Due to the rarity of HA and the infrequent use of FFP infusion as a treatment modality, the number of patients receiving FFP in this study is inherently small. Certain risk factor categories for treated patients (eg, diabetes and renal conditions) include as few as 2 patients. This limits the statistical power to detect differences and increases uncertainty around estimates. The findings should therefore be interpreted with caution and not considered as confirmatory.

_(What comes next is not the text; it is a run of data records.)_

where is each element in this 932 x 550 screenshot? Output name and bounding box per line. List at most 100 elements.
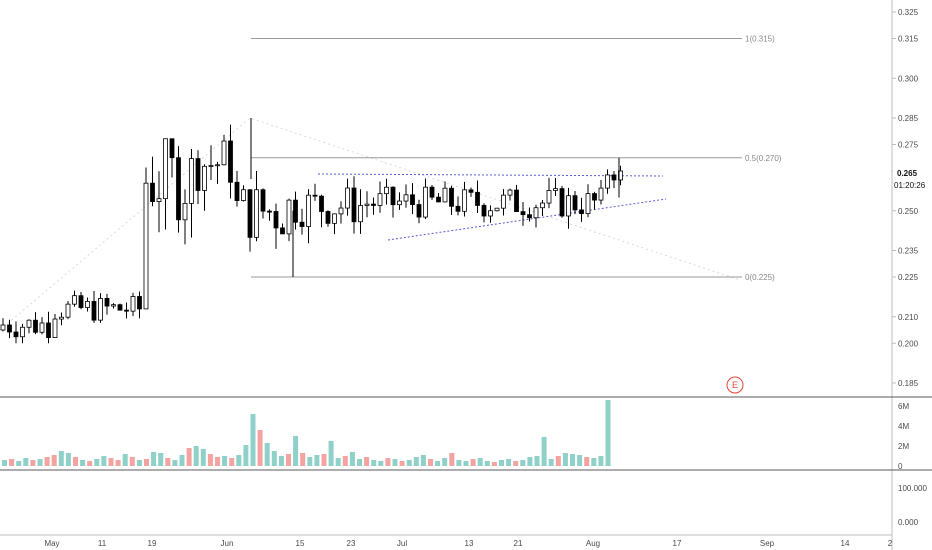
volume-bar — [605, 400, 611, 466]
candle-body — [39, 322, 45, 333]
candle-body — [416, 204, 422, 218]
candle-body — [605, 174, 610, 189]
fib-retracement[interactable]: 1(0.315) 0.5(0.270) 0(0.225) — [251, 35, 782, 283]
volume-bar — [158, 453, 164, 466]
candle-body — [449, 187, 454, 207]
volume-bar — [151, 452, 157, 466]
volume-bar — [584, 457, 590, 466]
candle-body — [533, 207, 539, 219]
candle-body — [65, 303, 71, 318]
volume-bar — [94, 459, 100, 466]
price-axis-ticks: 0.325 0.315 0.300 0.285 0.275 0.265 0.250 0.235… — [892, 8, 919, 388]
candle-body — [429, 186, 435, 198]
candle-body — [364, 203, 370, 206]
price-tick-label: 0.300 — [898, 74, 919, 83]
volume-bar — [144, 459, 149, 466]
volume-bar — [577, 455, 583, 466]
price-tick-label: 0.275 — [898, 141, 919, 150]
volume-bar — [399, 461, 405, 466]
volume-bar — [371, 460, 377, 466]
trendline-lower[interactable] — [387, 198, 667, 241]
volume-bar — [23, 458, 29, 466]
candle-body — [312, 194, 318, 197]
volume-bar — [278, 456, 284, 466]
volume-bar — [357, 459, 362, 466]
candle-body — [598, 187, 604, 201]
time-tick-label: 23 — [347, 539, 356, 548]
candle-body — [254, 189, 259, 238]
candle-body — [98, 298, 103, 321]
volume-bar — [257, 430, 263, 466]
candle-body — [488, 210, 493, 217]
candle-body — [455, 205, 461, 212]
time-tick-label: 15 — [296, 539, 305, 548]
candle-body — [520, 211, 526, 216]
time-tick-label: 14 — [841, 539, 850, 548]
volume-bar — [136, 460, 142, 466]
candle-body — [566, 195, 571, 217]
volume-bar — [484, 461, 490, 466]
trendline-upper[interactable] — [317, 173, 664, 177]
volume-bar — [80, 460, 86, 466]
candle-body — [286, 199, 292, 235]
candle-body — [163, 138, 168, 200]
fib-level-label: 0.5(0.270) — [745, 154, 782, 163]
candle-body — [377, 193, 383, 206]
volume-bar — [349, 452, 355, 466]
time-tick-label: 11 — [98, 539, 107, 548]
volume-bar — [200, 449, 206, 466]
volume-tick-label: 4M — [898, 422, 909, 431]
volume-bar — [179, 455, 185, 466]
volume-bar — [520, 460, 526, 466]
candle-body — [527, 214, 532, 219]
price-tick-label: 0.225 — [898, 273, 919, 282]
volume-bar — [499, 460, 504, 466]
candle-body — [319, 195, 324, 212]
candle-body — [150, 182, 155, 202]
candle-body — [104, 298, 110, 307]
time-tick-label: 21 — [514, 539, 523, 548]
time-tick-label: 2 — [888, 539, 893, 548]
volume-bar — [506, 459, 512, 466]
candle-body — [384, 186, 389, 195]
earnings-circle-icon — [726, 376, 744, 394]
volume-bar — [435, 461, 441, 466]
time-tick-label: 17 — [673, 539, 682, 548]
candle-body — [390, 186, 396, 206]
volume-bar — [193, 446, 199, 466]
candle-body — [117, 304, 123, 311]
indicator-axis-ticks: 100.000 0.000 — [898, 484, 927, 527]
volume-bar — [470, 459, 476, 466]
price-tick-label: 0.325 — [898, 8, 919, 17]
earnings-letter: E — [732, 380, 738, 390]
candle-body — [195, 158, 201, 191]
candle-body — [293, 199, 298, 223]
time-tick-label: Sep — [760, 539, 775, 548]
volume-bar — [65, 453, 71, 466]
candle-body — [33, 319, 38, 333]
volume-bar — [73, 457, 78, 466]
time-tick-label: Aug — [586, 539, 600, 548]
volume-bar — [30, 460, 36, 466]
candle-body — [579, 209, 584, 215]
candle-body — [20, 326, 25, 338]
price-tick-label: 0.285 — [898, 114, 919, 123]
candle-body — [572, 195, 578, 211]
candle-body — [176, 157, 181, 221]
candle-body — [78, 295, 84, 308]
volume-bar — [442, 458, 448, 466]
candle-body — [468, 189, 474, 193]
volume-tick-label: 0 — [898, 462, 903, 471]
volume-bar — [513, 461, 519, 466]
volume-bar — [236, 455, 242, 466]
volume-bar — [491, 462, 497, 466]
volume-bar — [16, 461, 22, 466]
earnings-marker[interactable]: E — [726, 376, 744, 394]
candle-body — [267, 210, 272, 213]
indicator-tick-label: 0.000 — [898, 518, 919, 527]
candle-body — [169, 138, 175, 159]
volume-bar — [172, 460, 178, 466]
candle-body — [137, 296, 142, 310]
volume-bar — [101, 456, 107, 466]
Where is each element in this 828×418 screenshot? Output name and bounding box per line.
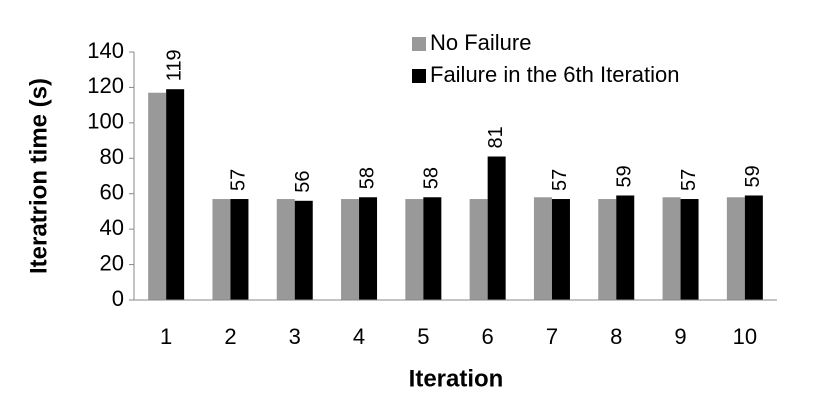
legend-label: Failure in the 6th Iteration <box>430 62 679 87</box>
data-label: 58 <box>356 167 378 189</box>
y-tick-label: 100 <box>87 109 124 134</box>
bar <box>230 199 249 300</box>
bar <box>469 199 488 300</box>
bar <box>294 200 313 300</box>
y-tick-label: 80 <box>100 144 124 169</box>
data-label: 81 <box>485 126 507 148</box>
data-label: 57 <box>549 169 571 191</box>
data-label: 57 <box>228 169 250 191</box>
y-tick-label: 0 <box>112 286 124 311</box>
y-tick-label: 20 <box>100 250 124 275</box>
bar <box>616 195 635 300</box>
legend-label: No Failure <box>430 30 531 55</box>
x-tick-label: 3 <box>289 324 301 349</box>
x-tick-label: 9 <box>674 324 686 349</box>
y-tick-label: 120 <box>87 73 124 98</box>
legend-swatch <box>412 69 426 83</box>
x-tick-label: 1 <box>160 324 172 349</box>
bar <box>276 199 295 300</box>
data-label: 59 <box>614 165 636 187</box>
x-axis-label: Iteration <box>409 365 504 392</box>
bar <box>662 197 681 300</box>
bar <box>148 92 167 300</box>
bar <box>487 156 506 300</box>
bar <box>533 197 552 300</box>
bar <box>212 199 231 300</box>
legend-swatch <box>412 37 426 51</box>
x-tick-label: 8 <box>610 324 622 349</box>
bar <box>551 199 570 300</box>
bar <box>423 197 442 300</box>
bar <box>341 199 360 300</box>
data-label: 58 <box>421 167 443 189</box>
data-label: 57 <box>678 169 700 191</box>
data-label: 119 <box>163 49 185 81</box>
y-axis-label: Iteratrion time (s) <box>25 78 52 274</box>
x-tick-label: 4 <box>353 324 365 349</box>
x-tick-label: 10 <box>733 324 757 349</box>
bar <box>405 199 424 300</box>
x-tick-label: 5 <box>417 324 429 349</box>
data-label: 59 <box>742 165 764 187</box>
y-tick-label: 40 <box>100 215 124 240</box>
bar <box>166 89 185 300</box>
y-tick-label: 140 <box>87 38 124 63</box>
x-tick-label: 2 <box>224 324 236 349</box>
data-label: 56 <box>292 171 314 193</box>
y-tick-label: 60 <box>100 180 124 205</box>
bar <box>598 199 617 300</box>
bar <box>726 197 745 300</box>
x-tick-label: 6 <box>482 324 494 349</box>
bar <box>744 195 763 300</box>
bar <box>680 199 699 300</box>
x-tick-label: 7 <box>546 324 558 349</box>
bar <box>359 197 378 300</box>
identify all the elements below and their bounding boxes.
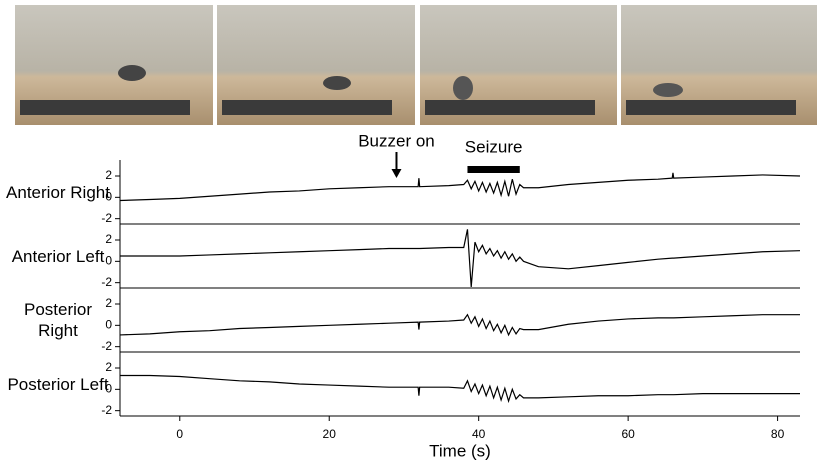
cage-base (425, 100, 595, 115)
channel-label: Posterior Right (23, 300, 93, 340)
annotation: Seizure (465, 137, 523, 156)
y-tick-label: 2 (105, 232, 112, 246)
y-tick-label: -2 (101, 275, 112, 289)
y-tick-label: -2 (101, 339, 112, 353)
y-tick-label: 2 (105, 296, 112, 310)
y-tick-label: -2 (101, 211, 112, 225)
x-tick-label: 20 (323, 427, 337, 441)
eeg-trace (120, 374, 800, 404)
channel-label: Posterior Left (7, 374, 109, 394)
eeg-trace (119, 313, 800, 337)
annotation-arrowhead (391, 169, 402, 178)
seizure-bar (467, 166, 520, 173)
video-frames (15, 5, 817, 125)
cage-base (20, 100, 190, 115)
animal (323, 76, 351, 90)
y-tick-label: 0 (105, 254, 112, 268)
animal (653, 83, 683, 97)
cage-base (626, 100, 796, 115)
channel-label: Anterior Left (11, 246, 105, 266)
eeg-trace (119, 172, 801, 202)
channel-label: Anterior Right (6, 182, 110, 202)
x-tick-label: 0 (176, 427, 183, 441)
y-tick-label: 2 (105, 168, 112, 182)
annotation: Buzzer on (358, 131, 435, 150)
y-tick-label: 2 (105, 360, 112, 374)
x-tick-label: 80 (771, 427, 785, 441)
x-axis-label: Time (s) (429, 441, 491, 460)
y-tick-label: 0 (105, 318, 112, 332)
animal (453, 76, 473, 100)
y-tick-label: -2 (101, 403, 112, 417)
x-tick-label: 40 (472, 427, 486, 441)
eeg-trace (120, 229, 801, 287)
cage-base (222, 100, 392, 115)
x-tick-label: 60 (621, 427, 635, 441)
animal (118, 65, 146, 81)
y-tick-label: 0 (105, 382, 112, 396)
y-tick-label: 0 (105, 190, 112, 204)
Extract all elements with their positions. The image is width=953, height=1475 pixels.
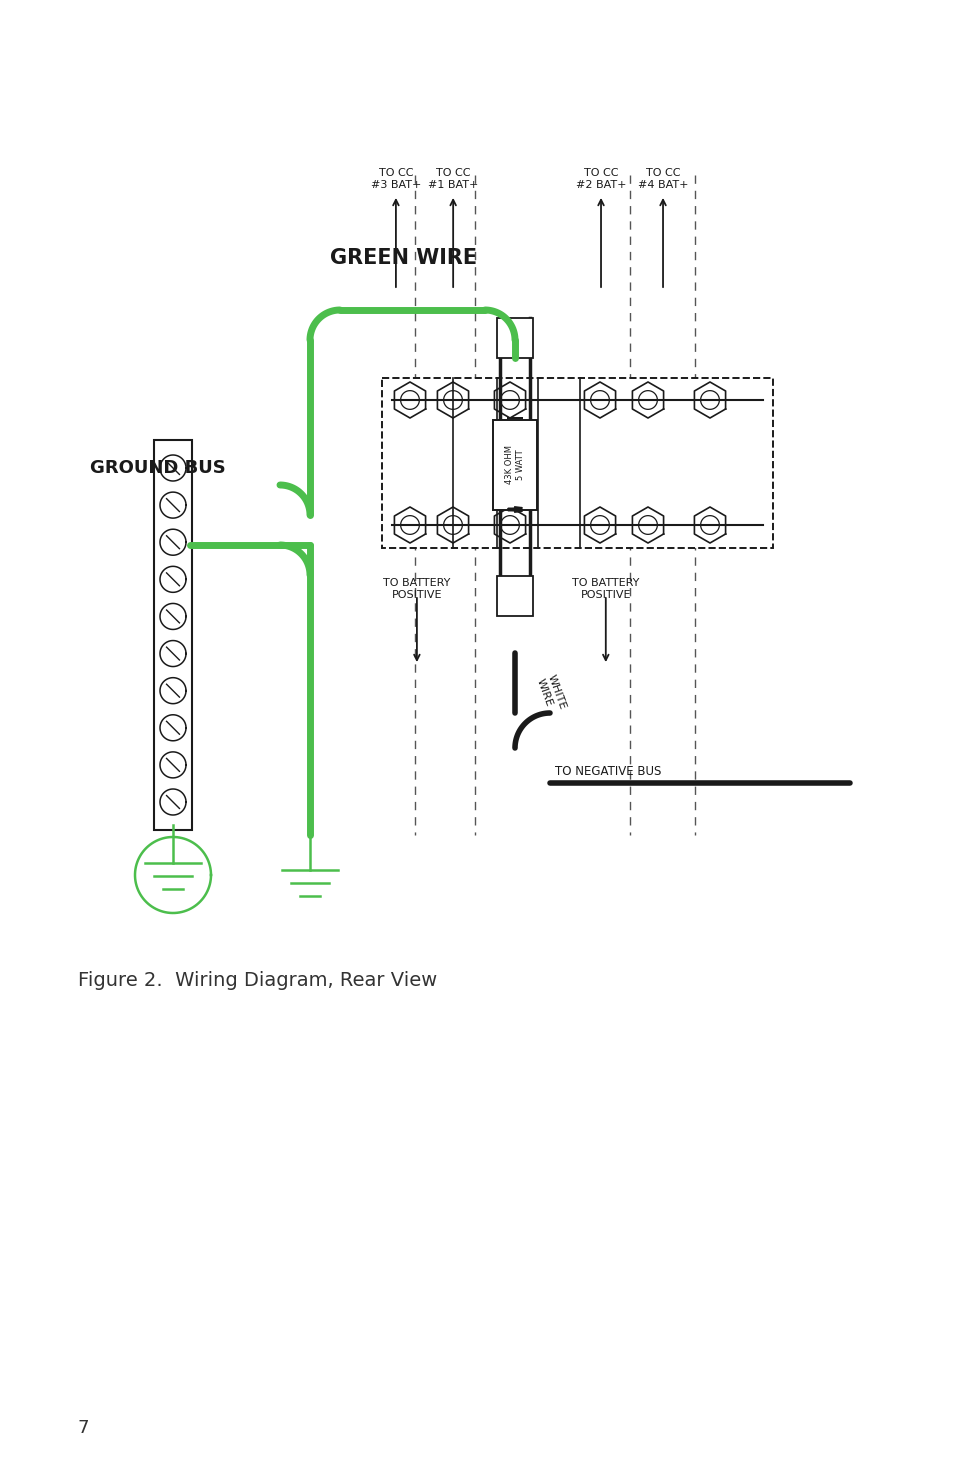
- Bar: [153, 440, 192, 830]
- Text: TO CC
#3 BAT+: TO CC #3 BAT+: [371, 168, 420, 190]
- Text: 7: 7: [78, 1419, 90, 1437]
- Bar: [493, 420, 537, 510]
- Text: TO NEGATIVE BUS: TO NEGATIVE BUS: [555, 766, 660, 777]
- Text: TO CC
#4 BAT+: TO CC #4 BAT+: [638, 168, 687, 190]
- Text: Figure 2.  Wiring Diagram, Rear View: Figure 2. Wiring Diagram, Rear View: [78, 971, 436, 990]
- Text: WHITE
WIRE: WHITE WIRE: [535, 673, 567, 714]
- Bar: [497, 577, 533, 617]
- Text: 43K OHM
5 WATT: 43K OHM 5 WATT: [505, 445, 524, 484]
- Bar: [381, 378, 772, 549]
- Text: TO CC
#1 BAT+: TO CC #1 BAT+: [428, 168, 477, 190]
- Text: TO BATTERY
POSITIVE: TO BATTERY POSITIVE: [383, 578, 450, 600]
- Bar: [497, 319, 533, 358]
- Text: TO BATTERY
POSITIVE: TO BATTERY POSITIVE: [572, 578, 639, 600]
- Text: TO CC
#2 BAT+: TO CC #2 BAT+: [576, 168, 625, 190]
- Text: GREEN WIRE: GREEN WIRE: [330, 248, 476, 268]
- Text: GROUND BUS: GROUND BUS: [90, 459, 226, 476]
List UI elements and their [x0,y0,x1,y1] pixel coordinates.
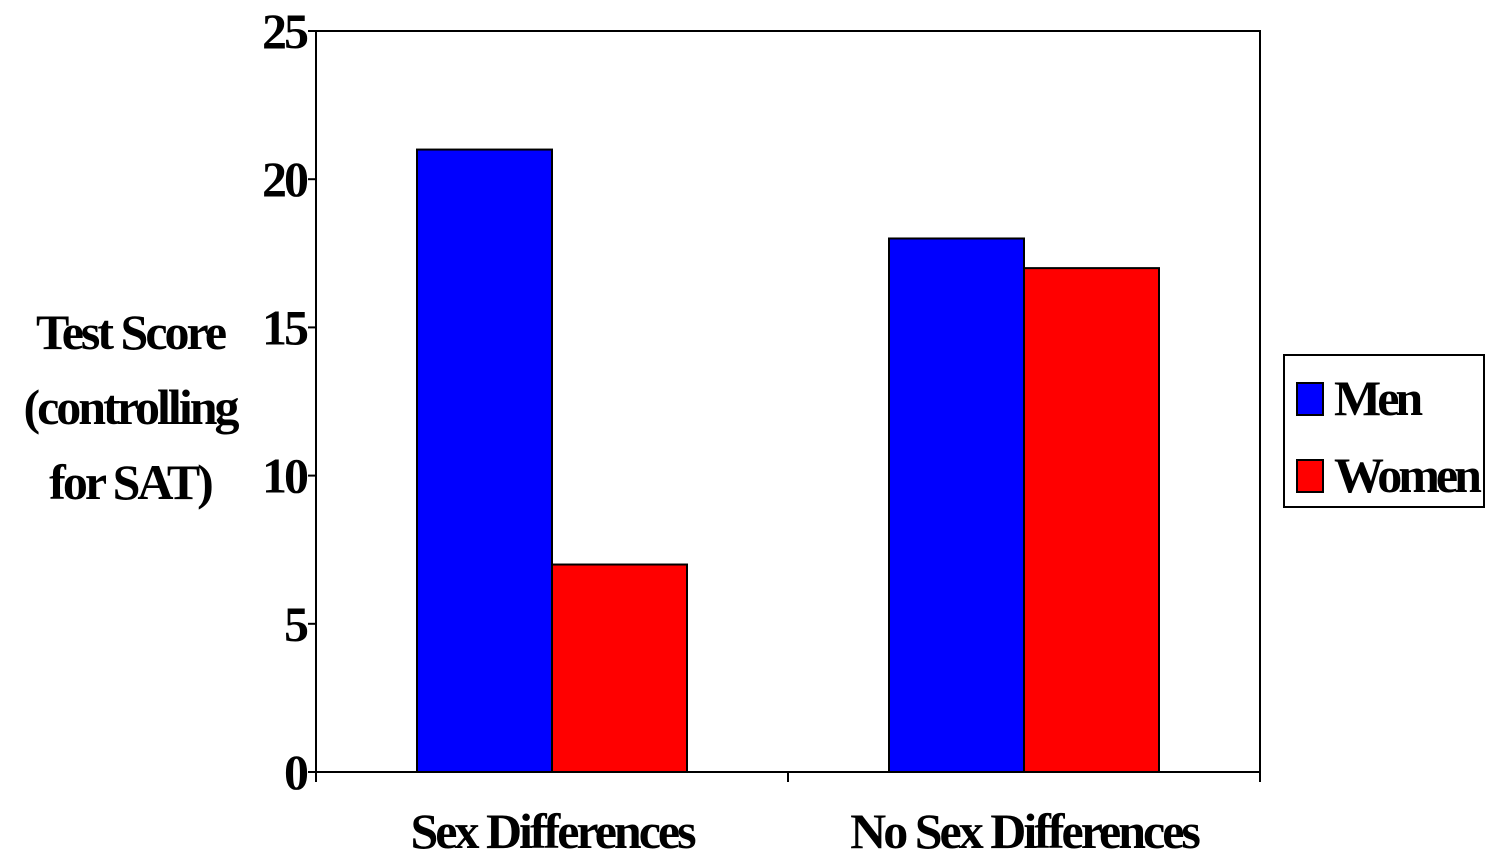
legend-swatch-men [1296,382,1324,416]
y-axis-label-line-1: Test Score [35,304,227,360]
legend-label-men: Men [1334,370,1423,426]
y-tick-label: 25 [262,3,308,59]
bar-men-1 [888,237,1025,774]
legend-label-women: Women [1334,447,1482,503]
y-tick-label: 15 [262,299,308,355]
bar-women-1 [1023,267,1160,773]
y-tick-label: 20 [262,151,308,207]
legend-swatch-women [1296,459,1324,493]
x-category-label: No Sex Differences [850,803,1200,856]
y-axis-label-line-3: for SAT) [49,454,214,510]
x-category-label: Sex Differences [410,803,696,856]
y-axis-label-line-2: (controlling [23,379,239,435]
y-tick-label: 0 [284,744,308,800]
bar-men-0 [416,148,553,773]
bar-women-0 [551,563,688,774]
y-tick-label: 5 [284,596,308,652]
y-tick-label: 10 [262,448,308,504]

Patients with quicker discharges from the hospital could also experience adverse events such as rehospitalization. The question of hospitalization is out of scope for this research, as this study focuses on the LOS outcome for patients treated with FFP. Rehospitalization could be an avenue for further research. We acknowledge that alternative variable operationalizations (eg, different groupings of comorbidities, thresholds for prolonged LOS) could influence the observed associations. While our primary models were based on clinically grounded definitions, future work could explore the sensitivity of these findings to alternate operationalizing strategies. We also acknowledge that this is an observational study and not an experimental design, hence we have been careful to interpret the results as associations due to the presence of confounders. The results should be carefully interpreted and generalized.

CONCLUSIONS

This analysis highlights the role of FFP in the treatment of HA patients, particularly in emergency settings. While FFP is occasionally used as a first-line intervention for acute attacks, especially when patients present through the ER, its administration was associated with longer hospital stays for patients with respiratory, cardiovascular disease, urticaria or those experiencing severe disease. These findings suggest that FFP may exacerbate underlying conditions, increase complication risk, and delay recovery in vulnerable populations.


Disclosures

The authors declare no conflicts of interest and received no external funding for this research. All analyses and writing were completed independently without additional assistance.

Data Availability

To support reproducibility and transparency, author codes are available on request. All variables were taken from the NIS database as-is. The NIS 2021 database can be used to apply the codes and replicate results; however, patient-level data cannot be shared due to privacy legislation.